Di bawah sinar bulan Alea berjalan sendirian melalui jalan-jalan sempit berbatu di Wesley, sebuah kota kecil yang dikelilingi pegunungan dan diselimuti kabut hampir sepanjang tahun.
Dia datang ke sana untuk melarikan diri dari kehidupannya di kota, mencari ketenangan yang hanya bisa ditawarkan oleh tempat terpencil. Dia tidak pernah mengira hidupnya akan berubah drastis, apalagi menemukan cinta di sudut yang gelap.
Suatu malam, saat berjalan melewati kuburan, ada sesuatu yang berubah. Angin berhenti bertiup, kicauan jangkrik pun mereda, dan perasaan kehadiran menjalari dirinya dari ujung kepala hingga ujung kaki.

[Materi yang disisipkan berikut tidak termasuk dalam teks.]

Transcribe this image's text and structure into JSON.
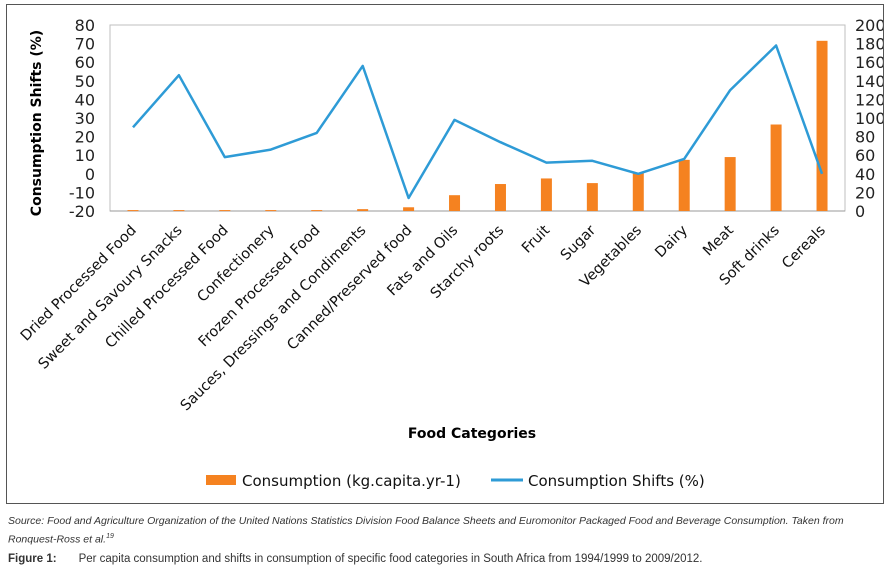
{
  "chart_data": {
    "type": "bar+line",
    "xlabel": "Food Categories",
    "ylabel_left": "Consumption Shifts (%)",
    "ylim_left": [
      -20,
      80
    ],
    "yticks_left": [
      "80",
      "70",
      "60",
      "50",
      "40",
      "30",
      "20",
      "10",
      "0",
      "-10",
      "-20"
    ],
    "ylim_right": [
      0,
      200
    ],
    "yticks_right": [
      "200",
      "180",
      "160",
      "140",
      "120",
      "100",
      "80",
      "60",
      "40",
      "20",
      "0"
    ],
    "categories": [
      "Dried Processed Food",
      "Sweet and Savoury Snacks",
      "Chilled Processed Food",
      "Confectionery",
      "Frozen Processed Food",
      "Sauces, Dressings and Condiments",
      "Canned/Preserved food",
      "Fats and Oils",
      "Starchy roots",
      "Fruit",
      "Sugar",
      "Vegetables",
      "Dairy",
      "Meat",
      "Soft drinks",
      "Cereals"
    ],
    "series": [
      {
        "name": "Consumption (kg.capita.yr-1)",
        "type": "bar",
        "axis": "right",
        "color": "#f58220",
        "values": [
          1,
          1,
          1,
          1,
          1,
          2,
          4,
          17,
          29,
          35,
          30,
          41,
          55,
          58,
          93,
          183
        ]
      },
      {
        "name": "Consumption Shifts (%)",
        "type": "line",
        "axis": "left",
        "color": "#2e9bd6",
        "values": [
          25,
          53,
          9,
          13,
          22,
          58,
          -13,
          29,
          17,
          6,
          7,
          0,
          8,
          45,
          69,
          0
        ]
      }
    ],
    "legend": [
      "Consumption (kg.capita.yr-1)",
      "Consumption Shifts (%)"
    ],
    "legend_position": "bottom"
  },
  "source_note": "Source: Food and Agriculture Organization of the United Nations Statistics Division Food Balance Sheets and Euromonitor Packaged Food and Beverage Consumption. Taken from Ronquest-Ross et al.",
  "source_ref": "19",
  "figure_label": "Figure 1:",
  "figure_caption": "Per capita consumption and shifts in consumption of specific food categories in South Africa from 1994/1999 to 2009/2012."
}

Saat itulah dia melihatnya untuk pertama kalinya: seorang pria jangkung, dengan rambut hitam dan mata yang sangat gelap, berdiri di bawah cahaya bulan yang pucat.
Ia tampak seperti sosok yang diambil dari masa lain, berpenampilan anggun yang tidak sesuai dengan tempat atau waktu.
“Selamat malam,” katanya, suaranya lembut namun bergema.
Alea, meski terkejut, tidak merasa takut. Ada sesuatu dalam dirinya yang anehnya terasa familier. Seolah-olah dia sudah mengenalnya selamanya, meskipun dia belum pernah melihatnya sebelumnya.
"Selamat malam," jawabnya sambil menatapnya, mencoba mencari tahu siapa pria yang muncul di hadapannya di tempat yang paling tidak terduga.
"Aku sudah menunggumu," tambahnya, mengambil langkah ke arahnya.
—Menungguku? —Alea bertanya, merasakan jantungnya mulai berdebar kencang.